Maude’s affliction was a major sadness, but Roger insisted on taking her home to Exmoor where he looked after her, almost single-handedly, with great devotion. There seemed little hope of much improvement and I suspected that this wonderfully independent woman would probably have preferred the stroke to have killed her rather than leave her in this condition. Robin and I visited at least once a week, and one Saturday immediately after we had got back home to Bristol he broke down in tears in my arms, so upset was he at seeing his mother the way she was. It was the first time he had shown how he felt about Maude, the first time he had cried, in front of me, anyway, since the disaster, and I was so relieved that he was able to display his emotions again and to allow me to share his distress and give him what comfort I could.
Apart from that there was no doubting our happiness together. The Abri Island disaster would always be a great shadow over our lives. We could never conquer the grim memories, but we began, I suppose, to learn to live with them.

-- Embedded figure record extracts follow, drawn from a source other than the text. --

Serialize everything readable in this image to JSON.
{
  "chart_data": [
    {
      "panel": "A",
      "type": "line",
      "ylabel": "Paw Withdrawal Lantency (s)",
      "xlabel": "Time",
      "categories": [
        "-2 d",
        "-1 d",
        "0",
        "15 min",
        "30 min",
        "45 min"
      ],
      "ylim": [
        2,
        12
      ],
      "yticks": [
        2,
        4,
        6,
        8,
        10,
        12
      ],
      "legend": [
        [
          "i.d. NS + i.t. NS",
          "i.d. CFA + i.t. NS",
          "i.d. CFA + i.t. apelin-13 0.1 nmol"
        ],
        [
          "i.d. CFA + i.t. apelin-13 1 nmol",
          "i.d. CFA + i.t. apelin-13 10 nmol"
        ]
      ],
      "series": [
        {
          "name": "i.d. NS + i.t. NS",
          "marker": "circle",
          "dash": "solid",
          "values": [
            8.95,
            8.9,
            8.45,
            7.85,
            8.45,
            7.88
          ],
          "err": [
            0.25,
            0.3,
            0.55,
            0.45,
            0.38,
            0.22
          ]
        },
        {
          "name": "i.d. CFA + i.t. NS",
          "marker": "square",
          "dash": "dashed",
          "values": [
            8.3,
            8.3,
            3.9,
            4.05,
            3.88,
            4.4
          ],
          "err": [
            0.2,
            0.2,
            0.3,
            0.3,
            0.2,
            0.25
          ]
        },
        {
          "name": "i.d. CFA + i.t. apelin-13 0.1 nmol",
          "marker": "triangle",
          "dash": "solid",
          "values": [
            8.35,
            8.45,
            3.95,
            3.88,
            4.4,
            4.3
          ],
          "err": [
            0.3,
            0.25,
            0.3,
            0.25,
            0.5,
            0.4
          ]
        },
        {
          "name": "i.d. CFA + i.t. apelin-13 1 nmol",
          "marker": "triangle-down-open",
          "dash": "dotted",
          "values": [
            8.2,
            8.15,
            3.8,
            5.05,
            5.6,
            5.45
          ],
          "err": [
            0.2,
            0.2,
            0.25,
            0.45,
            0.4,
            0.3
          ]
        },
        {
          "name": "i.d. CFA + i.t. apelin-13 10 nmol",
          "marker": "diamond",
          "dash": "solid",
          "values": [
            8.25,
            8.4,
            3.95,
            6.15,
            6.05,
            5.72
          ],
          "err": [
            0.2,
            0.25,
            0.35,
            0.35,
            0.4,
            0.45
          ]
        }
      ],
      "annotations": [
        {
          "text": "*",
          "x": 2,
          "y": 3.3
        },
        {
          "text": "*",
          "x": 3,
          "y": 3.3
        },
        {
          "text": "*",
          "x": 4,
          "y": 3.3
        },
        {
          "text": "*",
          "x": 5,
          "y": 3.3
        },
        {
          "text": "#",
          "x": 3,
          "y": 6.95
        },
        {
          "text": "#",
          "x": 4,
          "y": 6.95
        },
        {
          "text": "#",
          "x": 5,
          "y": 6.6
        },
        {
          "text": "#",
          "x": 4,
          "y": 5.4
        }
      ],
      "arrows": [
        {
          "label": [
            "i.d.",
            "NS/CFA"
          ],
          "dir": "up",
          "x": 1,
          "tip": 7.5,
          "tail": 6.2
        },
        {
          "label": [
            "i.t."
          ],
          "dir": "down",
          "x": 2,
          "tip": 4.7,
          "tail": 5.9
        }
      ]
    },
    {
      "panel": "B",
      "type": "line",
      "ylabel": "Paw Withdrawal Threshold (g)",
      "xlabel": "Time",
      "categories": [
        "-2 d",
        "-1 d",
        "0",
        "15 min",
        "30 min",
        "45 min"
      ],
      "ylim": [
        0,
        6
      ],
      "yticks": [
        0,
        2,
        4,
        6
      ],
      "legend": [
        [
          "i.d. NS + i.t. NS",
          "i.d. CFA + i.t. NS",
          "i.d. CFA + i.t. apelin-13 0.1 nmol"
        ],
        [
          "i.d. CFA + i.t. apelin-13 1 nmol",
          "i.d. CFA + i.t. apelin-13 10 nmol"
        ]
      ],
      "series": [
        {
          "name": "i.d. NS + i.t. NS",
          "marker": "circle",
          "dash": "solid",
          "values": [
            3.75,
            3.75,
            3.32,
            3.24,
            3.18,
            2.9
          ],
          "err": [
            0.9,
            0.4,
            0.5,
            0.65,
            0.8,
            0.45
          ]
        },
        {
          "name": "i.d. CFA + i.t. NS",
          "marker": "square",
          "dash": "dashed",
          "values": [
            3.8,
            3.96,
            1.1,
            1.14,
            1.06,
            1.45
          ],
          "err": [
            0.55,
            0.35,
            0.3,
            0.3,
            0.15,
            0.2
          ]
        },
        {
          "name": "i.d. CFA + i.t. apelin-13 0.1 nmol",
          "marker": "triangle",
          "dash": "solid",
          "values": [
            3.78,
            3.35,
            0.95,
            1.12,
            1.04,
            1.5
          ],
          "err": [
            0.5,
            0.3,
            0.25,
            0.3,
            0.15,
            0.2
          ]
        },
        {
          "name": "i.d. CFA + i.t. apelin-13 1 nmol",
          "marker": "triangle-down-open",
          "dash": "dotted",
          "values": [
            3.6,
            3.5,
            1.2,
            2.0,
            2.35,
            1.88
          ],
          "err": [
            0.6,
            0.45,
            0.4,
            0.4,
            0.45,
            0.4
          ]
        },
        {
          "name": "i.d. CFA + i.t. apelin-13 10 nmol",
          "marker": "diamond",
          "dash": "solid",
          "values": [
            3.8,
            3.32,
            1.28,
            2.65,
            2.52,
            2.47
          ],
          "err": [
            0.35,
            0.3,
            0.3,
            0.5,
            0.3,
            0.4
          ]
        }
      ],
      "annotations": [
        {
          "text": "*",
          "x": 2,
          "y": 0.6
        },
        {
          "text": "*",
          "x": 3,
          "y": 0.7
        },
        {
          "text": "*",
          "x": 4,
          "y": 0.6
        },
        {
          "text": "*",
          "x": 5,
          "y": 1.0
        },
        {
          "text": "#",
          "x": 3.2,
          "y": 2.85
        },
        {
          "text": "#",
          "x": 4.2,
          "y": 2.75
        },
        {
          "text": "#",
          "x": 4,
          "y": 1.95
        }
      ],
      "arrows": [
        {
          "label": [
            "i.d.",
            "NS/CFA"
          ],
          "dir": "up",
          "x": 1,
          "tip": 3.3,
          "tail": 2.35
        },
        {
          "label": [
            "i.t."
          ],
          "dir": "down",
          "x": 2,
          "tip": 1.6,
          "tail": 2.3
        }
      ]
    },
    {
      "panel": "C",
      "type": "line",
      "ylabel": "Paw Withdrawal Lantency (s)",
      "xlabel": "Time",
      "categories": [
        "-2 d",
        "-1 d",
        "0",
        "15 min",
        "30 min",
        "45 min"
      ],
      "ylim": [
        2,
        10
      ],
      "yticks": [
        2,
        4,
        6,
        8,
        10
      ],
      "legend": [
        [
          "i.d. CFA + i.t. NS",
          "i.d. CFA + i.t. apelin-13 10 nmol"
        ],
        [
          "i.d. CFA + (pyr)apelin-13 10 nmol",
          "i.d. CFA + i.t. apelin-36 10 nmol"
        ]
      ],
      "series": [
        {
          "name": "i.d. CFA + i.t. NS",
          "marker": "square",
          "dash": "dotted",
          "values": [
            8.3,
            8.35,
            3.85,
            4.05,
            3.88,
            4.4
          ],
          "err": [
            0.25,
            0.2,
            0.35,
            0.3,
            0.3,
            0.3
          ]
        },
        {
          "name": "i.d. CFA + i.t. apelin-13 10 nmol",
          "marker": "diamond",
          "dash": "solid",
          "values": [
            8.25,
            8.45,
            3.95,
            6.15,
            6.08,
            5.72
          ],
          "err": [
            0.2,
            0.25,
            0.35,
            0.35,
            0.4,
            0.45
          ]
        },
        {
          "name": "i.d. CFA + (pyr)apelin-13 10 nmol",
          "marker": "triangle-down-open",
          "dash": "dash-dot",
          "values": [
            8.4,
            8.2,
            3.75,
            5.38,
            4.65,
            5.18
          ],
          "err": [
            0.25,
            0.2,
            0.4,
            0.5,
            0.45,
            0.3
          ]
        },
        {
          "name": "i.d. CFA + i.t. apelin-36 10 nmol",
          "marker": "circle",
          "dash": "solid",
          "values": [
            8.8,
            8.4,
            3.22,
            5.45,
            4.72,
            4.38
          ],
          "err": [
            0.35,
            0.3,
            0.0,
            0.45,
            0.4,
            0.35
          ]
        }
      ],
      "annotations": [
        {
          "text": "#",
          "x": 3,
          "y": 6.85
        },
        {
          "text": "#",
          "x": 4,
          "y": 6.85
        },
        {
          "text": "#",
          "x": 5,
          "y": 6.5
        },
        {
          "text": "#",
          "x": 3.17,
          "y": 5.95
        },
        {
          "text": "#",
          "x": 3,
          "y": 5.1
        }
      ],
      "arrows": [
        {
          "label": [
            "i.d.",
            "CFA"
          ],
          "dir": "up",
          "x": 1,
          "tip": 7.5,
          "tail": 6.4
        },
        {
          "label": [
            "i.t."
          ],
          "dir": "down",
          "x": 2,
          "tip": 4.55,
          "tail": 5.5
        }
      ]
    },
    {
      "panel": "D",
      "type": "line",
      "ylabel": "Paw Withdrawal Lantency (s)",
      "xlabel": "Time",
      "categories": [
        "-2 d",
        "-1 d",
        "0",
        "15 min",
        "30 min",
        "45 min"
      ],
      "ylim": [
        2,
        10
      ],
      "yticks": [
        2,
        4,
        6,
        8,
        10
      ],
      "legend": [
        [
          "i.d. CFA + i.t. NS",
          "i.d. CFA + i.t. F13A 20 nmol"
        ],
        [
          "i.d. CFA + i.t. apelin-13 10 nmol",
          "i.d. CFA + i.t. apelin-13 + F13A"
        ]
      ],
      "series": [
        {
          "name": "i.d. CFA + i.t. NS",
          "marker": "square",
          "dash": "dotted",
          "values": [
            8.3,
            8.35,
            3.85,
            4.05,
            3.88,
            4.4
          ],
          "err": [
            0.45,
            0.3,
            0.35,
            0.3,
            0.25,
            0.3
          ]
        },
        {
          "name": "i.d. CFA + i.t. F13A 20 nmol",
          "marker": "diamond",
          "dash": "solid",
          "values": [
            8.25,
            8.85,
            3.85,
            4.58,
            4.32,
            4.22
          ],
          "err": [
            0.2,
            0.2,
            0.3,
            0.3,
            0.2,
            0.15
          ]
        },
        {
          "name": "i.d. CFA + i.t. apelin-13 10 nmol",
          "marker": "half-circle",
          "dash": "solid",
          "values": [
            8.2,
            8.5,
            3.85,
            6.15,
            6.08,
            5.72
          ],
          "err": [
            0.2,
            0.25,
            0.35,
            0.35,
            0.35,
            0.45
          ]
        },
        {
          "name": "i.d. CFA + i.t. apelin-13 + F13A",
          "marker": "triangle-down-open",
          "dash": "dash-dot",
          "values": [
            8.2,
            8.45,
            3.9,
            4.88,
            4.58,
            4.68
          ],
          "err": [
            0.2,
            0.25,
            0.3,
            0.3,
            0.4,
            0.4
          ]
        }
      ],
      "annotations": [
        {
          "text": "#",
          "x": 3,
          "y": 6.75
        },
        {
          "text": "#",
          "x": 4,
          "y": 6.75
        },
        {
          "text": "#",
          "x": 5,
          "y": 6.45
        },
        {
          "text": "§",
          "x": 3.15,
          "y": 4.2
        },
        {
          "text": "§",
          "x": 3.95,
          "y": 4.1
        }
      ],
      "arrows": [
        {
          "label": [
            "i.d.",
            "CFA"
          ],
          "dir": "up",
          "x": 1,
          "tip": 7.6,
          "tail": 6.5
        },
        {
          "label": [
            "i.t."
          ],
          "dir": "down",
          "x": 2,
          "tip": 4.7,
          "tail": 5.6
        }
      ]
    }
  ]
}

Robin continued to make casual remarks about ‘our children’ and I continued to show no signs of becoming pregnant. However I told myself that considering the three months of enforced celibacy I had endured after the disaster that was not surprising. I could not really be expected to fall at the first opportunity at my age, and Robin was so sure that it would happen sooner or later that I determined that I really would not worry about it.